Two other types of assets have exceeded average service lives and industry standards by years or decades, it said.
“If only utilizing asset age to determine an asset’s useful life, PG&E would have to purchase and install over 2,000 components of the aforementioned equipment in order to bring the asset age of the equipment in these three categories down to the PG&E average age of failure for each equipment type,” it said. “A significantly higher investment would be required to get each asset category reduced to the industry average.”
Global supply chain problems, however, are delaying the utility’s equipment replacement programs.
“The emerging risk relates to the volume of assets that have the potential to fail within close time proximity to one another,” the report said.
The ISM
The California Public Utilities Commission required PG&E to pay for an ISM as a condition of approving its bankruptcy reorganization plan in May 2020. The CPUC selected Filsinger, which started work after PG&E exited probation and the oversight of a federal monitor in January. (See PG&E Ends Probation as a ‘Menace to California,’ Judge Says.)
Filsinger is expected to file reports every six months under its five-year contract. Its first report broadly cataloged the problems and progress of PG&E in trying to prevent its transmission and distribution systems from igniting more wildfires.
Catastrophic blazes blamed on PG&E equipment failures included the 2018 Camp Fire, the state’s deadliest and most destructive wildfire that began when a century-old C hook broke on a high-voltage line, causing the jumper conductor to fall onto the steel tower. The resulting electric arcs rained molten steel and aluminum, which sparked the grass and brush below.
The fire destroyed the town of Paradise in hours, killed 84 people and led to PG&E’s January 2019 bankruptcy filing and its guilty pleas in June 2020 to 84 counts of involuntary manslaughter.

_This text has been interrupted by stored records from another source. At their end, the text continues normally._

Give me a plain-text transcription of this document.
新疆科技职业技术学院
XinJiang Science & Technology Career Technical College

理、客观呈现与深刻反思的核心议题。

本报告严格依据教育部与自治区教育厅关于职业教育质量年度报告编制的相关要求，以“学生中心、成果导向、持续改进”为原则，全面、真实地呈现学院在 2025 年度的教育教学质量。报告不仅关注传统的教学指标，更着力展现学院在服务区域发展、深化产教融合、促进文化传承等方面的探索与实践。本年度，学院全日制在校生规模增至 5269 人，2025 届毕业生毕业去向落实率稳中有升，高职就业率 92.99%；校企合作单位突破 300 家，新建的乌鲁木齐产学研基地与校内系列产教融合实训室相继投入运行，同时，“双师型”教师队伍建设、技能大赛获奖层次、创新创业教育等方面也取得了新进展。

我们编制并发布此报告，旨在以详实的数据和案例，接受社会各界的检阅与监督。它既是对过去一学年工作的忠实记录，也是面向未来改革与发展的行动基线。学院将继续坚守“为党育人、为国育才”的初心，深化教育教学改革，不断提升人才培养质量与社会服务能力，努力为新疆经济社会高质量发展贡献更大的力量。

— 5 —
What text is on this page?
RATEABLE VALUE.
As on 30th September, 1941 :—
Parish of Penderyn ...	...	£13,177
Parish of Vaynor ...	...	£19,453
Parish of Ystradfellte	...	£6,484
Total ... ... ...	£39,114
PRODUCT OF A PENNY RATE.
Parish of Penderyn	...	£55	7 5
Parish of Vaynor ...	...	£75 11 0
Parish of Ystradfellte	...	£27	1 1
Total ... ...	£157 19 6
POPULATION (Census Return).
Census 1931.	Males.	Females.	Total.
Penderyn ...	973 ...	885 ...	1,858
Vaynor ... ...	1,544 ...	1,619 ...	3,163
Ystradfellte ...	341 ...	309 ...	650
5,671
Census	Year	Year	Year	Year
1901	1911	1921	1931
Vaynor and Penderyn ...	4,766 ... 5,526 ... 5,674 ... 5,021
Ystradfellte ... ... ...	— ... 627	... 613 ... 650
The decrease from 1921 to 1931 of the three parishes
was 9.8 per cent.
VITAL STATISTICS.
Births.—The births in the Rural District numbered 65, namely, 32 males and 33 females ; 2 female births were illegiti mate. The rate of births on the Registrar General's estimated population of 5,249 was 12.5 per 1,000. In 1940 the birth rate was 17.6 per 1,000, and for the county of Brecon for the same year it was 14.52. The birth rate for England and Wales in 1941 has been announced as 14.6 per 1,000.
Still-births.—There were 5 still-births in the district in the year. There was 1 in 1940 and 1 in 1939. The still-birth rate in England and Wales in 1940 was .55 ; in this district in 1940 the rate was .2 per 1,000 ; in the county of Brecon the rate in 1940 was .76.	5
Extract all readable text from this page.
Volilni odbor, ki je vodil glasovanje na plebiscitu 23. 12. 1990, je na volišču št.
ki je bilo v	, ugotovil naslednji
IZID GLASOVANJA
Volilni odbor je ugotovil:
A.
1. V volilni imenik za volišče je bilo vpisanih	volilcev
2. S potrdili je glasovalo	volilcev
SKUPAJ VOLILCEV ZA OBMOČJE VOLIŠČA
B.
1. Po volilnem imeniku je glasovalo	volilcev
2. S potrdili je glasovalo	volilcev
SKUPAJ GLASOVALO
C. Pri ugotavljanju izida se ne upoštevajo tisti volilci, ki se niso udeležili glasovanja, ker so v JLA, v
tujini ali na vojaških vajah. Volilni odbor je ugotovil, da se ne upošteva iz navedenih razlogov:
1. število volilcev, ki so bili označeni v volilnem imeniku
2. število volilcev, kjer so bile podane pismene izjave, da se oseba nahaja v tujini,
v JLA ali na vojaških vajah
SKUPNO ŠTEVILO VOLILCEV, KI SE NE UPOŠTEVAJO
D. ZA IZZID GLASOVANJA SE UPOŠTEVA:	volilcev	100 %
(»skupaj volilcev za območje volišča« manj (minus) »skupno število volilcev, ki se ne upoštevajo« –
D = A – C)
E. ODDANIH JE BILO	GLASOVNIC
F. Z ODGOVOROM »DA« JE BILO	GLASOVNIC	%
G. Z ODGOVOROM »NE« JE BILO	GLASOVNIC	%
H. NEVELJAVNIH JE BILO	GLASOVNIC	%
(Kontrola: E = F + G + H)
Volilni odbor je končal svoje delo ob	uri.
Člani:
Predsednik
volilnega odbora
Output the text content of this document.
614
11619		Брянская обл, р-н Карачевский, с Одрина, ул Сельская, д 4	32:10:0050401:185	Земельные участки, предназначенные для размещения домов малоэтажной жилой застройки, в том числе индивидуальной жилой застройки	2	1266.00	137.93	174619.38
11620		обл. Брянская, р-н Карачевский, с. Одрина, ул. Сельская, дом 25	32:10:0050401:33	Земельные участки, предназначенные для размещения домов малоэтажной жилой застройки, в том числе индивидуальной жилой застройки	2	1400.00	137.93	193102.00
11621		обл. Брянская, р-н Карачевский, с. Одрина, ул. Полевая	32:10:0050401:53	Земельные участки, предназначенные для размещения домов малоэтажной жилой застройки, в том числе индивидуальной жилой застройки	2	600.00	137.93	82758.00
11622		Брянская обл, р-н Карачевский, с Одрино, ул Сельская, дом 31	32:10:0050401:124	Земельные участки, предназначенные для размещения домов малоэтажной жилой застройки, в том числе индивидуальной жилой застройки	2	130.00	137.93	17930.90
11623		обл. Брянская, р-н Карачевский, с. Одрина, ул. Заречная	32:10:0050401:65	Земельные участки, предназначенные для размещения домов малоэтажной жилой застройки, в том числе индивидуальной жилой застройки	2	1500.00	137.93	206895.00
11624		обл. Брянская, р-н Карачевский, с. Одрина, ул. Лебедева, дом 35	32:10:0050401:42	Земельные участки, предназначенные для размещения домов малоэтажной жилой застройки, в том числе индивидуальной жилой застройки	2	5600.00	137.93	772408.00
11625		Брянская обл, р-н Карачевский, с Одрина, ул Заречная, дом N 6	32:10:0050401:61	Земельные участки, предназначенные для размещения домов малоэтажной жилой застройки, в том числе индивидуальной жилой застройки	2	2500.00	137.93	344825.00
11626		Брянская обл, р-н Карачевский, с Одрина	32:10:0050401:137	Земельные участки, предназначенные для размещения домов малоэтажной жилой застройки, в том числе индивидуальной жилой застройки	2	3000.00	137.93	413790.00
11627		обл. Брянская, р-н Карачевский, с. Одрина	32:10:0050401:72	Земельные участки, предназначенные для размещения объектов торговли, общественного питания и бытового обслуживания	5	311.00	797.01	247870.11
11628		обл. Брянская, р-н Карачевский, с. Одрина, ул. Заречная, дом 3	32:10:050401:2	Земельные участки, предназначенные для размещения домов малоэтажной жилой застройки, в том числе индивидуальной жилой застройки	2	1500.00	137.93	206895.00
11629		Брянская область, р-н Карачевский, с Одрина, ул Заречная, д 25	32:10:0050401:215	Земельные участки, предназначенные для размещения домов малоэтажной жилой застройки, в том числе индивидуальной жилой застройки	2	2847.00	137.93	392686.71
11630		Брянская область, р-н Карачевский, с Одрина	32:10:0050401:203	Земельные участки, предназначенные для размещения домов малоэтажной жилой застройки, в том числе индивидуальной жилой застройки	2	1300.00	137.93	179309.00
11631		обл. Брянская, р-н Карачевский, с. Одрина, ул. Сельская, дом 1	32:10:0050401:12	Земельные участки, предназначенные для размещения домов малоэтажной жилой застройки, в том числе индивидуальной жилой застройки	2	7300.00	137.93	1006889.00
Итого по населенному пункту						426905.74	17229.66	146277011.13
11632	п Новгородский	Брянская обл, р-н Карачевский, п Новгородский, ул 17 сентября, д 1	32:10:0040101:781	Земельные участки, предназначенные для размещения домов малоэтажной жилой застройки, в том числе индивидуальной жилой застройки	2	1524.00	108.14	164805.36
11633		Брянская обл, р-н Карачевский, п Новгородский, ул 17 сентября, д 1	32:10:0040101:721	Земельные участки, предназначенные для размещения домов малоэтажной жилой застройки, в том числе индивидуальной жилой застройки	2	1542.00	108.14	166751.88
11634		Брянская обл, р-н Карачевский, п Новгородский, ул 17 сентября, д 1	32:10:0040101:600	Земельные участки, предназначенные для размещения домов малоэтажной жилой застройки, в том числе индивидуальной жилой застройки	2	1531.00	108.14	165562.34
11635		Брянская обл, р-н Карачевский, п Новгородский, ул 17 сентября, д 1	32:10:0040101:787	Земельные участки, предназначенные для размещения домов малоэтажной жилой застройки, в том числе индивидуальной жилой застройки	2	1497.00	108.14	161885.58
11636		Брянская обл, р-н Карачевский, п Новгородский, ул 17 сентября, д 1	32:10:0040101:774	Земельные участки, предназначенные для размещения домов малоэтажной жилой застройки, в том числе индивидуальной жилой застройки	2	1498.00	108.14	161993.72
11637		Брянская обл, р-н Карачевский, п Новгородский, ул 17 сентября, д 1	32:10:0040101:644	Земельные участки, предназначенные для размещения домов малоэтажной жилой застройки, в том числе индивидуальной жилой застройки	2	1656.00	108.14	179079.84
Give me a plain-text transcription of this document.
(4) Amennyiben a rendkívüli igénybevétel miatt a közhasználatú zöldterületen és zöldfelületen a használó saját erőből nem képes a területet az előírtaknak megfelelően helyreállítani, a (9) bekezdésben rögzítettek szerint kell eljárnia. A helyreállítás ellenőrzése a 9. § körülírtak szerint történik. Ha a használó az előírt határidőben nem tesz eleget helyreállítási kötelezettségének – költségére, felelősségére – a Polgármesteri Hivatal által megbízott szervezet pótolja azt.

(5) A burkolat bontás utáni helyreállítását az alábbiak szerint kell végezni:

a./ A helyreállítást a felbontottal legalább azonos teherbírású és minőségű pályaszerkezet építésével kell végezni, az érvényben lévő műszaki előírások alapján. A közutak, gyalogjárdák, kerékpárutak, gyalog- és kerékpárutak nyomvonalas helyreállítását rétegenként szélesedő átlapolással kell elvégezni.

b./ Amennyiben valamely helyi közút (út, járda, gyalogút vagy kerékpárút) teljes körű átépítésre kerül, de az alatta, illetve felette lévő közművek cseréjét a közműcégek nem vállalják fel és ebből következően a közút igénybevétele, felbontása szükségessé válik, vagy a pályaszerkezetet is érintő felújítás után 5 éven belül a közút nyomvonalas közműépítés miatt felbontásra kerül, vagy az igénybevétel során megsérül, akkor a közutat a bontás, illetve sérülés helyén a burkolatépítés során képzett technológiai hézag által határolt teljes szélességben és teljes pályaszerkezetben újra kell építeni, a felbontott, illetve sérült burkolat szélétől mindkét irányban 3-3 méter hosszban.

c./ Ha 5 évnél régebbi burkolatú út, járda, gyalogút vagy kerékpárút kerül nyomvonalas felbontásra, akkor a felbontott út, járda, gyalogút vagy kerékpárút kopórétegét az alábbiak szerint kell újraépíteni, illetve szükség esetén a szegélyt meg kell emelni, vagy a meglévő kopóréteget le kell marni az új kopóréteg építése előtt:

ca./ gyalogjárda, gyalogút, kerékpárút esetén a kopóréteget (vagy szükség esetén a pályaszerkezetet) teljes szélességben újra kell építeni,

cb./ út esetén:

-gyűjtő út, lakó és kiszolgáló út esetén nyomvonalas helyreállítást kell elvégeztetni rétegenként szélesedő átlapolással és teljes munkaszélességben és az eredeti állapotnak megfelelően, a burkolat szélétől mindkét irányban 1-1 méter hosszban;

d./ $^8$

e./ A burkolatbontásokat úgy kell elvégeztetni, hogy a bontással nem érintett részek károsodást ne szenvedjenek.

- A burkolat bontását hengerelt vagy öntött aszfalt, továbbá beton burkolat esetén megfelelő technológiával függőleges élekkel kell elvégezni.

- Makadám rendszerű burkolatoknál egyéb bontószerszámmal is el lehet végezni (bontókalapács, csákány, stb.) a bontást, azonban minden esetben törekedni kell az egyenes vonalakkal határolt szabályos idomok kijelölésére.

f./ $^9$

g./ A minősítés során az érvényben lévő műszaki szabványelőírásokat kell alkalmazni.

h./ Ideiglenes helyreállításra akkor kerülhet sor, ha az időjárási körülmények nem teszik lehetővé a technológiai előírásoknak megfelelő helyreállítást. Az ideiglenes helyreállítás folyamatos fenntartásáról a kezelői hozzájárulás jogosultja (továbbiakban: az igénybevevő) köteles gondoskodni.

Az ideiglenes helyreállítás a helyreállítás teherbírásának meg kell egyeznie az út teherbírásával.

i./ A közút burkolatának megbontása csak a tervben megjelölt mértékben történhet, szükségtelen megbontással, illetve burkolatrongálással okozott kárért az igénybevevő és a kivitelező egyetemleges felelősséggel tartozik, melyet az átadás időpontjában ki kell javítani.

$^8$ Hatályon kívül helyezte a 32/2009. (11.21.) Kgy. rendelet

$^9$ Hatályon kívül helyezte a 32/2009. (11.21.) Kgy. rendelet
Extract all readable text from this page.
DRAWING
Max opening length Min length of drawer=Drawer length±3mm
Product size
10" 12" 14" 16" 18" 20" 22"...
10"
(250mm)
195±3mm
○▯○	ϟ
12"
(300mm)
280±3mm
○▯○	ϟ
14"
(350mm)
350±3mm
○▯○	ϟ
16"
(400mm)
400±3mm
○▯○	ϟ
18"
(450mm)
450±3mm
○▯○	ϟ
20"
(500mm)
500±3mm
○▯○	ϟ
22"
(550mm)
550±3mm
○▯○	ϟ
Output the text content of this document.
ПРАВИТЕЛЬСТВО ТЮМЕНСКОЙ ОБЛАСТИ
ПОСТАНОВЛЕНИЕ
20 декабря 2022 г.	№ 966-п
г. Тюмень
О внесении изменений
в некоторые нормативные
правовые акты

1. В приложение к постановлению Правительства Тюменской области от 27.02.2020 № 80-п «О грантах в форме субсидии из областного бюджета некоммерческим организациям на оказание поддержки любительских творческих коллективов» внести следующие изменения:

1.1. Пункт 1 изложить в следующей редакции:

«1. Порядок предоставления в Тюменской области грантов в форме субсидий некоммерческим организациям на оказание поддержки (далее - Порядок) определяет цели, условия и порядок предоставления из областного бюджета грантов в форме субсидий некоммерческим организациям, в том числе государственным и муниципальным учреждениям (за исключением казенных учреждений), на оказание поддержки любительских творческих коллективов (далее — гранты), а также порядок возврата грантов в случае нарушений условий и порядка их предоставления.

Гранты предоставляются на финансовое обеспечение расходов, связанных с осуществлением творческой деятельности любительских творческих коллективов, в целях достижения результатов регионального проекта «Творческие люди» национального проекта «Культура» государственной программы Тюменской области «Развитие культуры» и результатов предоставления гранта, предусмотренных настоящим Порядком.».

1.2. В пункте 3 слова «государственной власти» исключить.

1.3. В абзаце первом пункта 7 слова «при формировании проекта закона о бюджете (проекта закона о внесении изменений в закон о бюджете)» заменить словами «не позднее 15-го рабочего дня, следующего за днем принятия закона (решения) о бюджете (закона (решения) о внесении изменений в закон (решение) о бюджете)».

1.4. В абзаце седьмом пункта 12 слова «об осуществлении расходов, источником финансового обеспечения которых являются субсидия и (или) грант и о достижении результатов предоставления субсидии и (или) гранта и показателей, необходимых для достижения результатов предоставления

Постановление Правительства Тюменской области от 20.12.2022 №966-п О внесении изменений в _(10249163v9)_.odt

State fire investigators have found that PG&E equipment caused massive and highly destructive fires in 2017, 2019, 2020 and 2021. The utility is now under investigation by the U.S. Forest Service for its possible role in igniting the Mosquito Fire, which started Sept. 6 and burned through 77,000 acres of forestland in the Sierra Nevada foothills east of Sacramento.
“The USFS has indicated to Pacific Gas and Electric [in] an initial assessment that the fire started in the area of the utility’s power line on National Forest System lands and that the USFS is performing a criminal investigation into the 2022 Mosquito fire,” PG&E told the Securities and Exchange Commission Sept. 26. Two days earlier, “the USFS [had] removed and took possession of one of the utility’s transmission poles and attached equipment,” it said.
The utility has made progress in some areas, the monitor’s report said, including its use of “enhanced powerline safety settings,” which increase fault-detection sensitivity and quickly de-energize lines that experience problems such as changes in current. The EPSS protocol also disables the automatic reclosing of circuit breakers.
PG&E said the expansion of EPSS in high-risk fire areas has greatly reduced potential ignitions from lines contacting trees and other fire dangers.
“From the implementation of EPSS in late July 2021 through October 2021, PG&E reports a 40% reduction in ignitions as compared to the past three-year average, and an 80% reduction in the CPUC-reportable ignitions as compared to the past three-year average for the same period,” the report noted.
The downside is that use of EPSS and the intentional blackouts known as public safety power shutoffs have significantly increased the number of outages and affected customers in high-threat fire areas, it said.
In a statement Monday, PG&E said “we welcome the oversight provided by the Independent Safety Monitor team. We agreed to this structure when we emerged from Chapter 11 in 2020, believing it would bring additional transparency to our critical safety work.”
The utility’s revamped “leadership team has intensified its focus on fostering an environment that encourages coworkers to raise concerns on any topic, especially around safety and risk, so that we can address things that need to be fixed or made safe,” it said. “The monitor team helps to build upon this culture and brings an enhanced level of openness and transparency to our efforts to provide safe and reliable energy in the face of evolving climate and wildfire risk.”
The company repeated its intent to underground 10,000 miles of power lines in regions at greatest risk of wildfires. The CPUC’s approval of that effort and billions of dollars in ratepayer funding remain uncertain, however.
ATLANTA — At the first day of the North American Generator Forum’s Annual Compliance Conference, held at NERC’s headquarters, NERC Vice President of Engineering and Standards Howard Gugel jokingly complained that because he worked for the ERO, most attendees probably automatically thought of him as “the standards guy.”
“Unfortunately, [for] a lot of people, when you mention the name NERC, your mind immediately goes to standards and compliance. And of course, that’s what we do,” Gugel said. “But we do things other than standards, right? We do reliability assessments. … We also monitor the bulk electric system. … And so when things occur on the system, when reliability coordinators alert us to things, we’re able to go in and look to see how things are evolving in the system and keep folks appraised of how things are evolving.”
Gugel was at the conference to discuss NERC’s response to what he called “the brave new world of resilience,” which is being brought about by the interconnected trends of “decarbonization, decentralization and digitization.”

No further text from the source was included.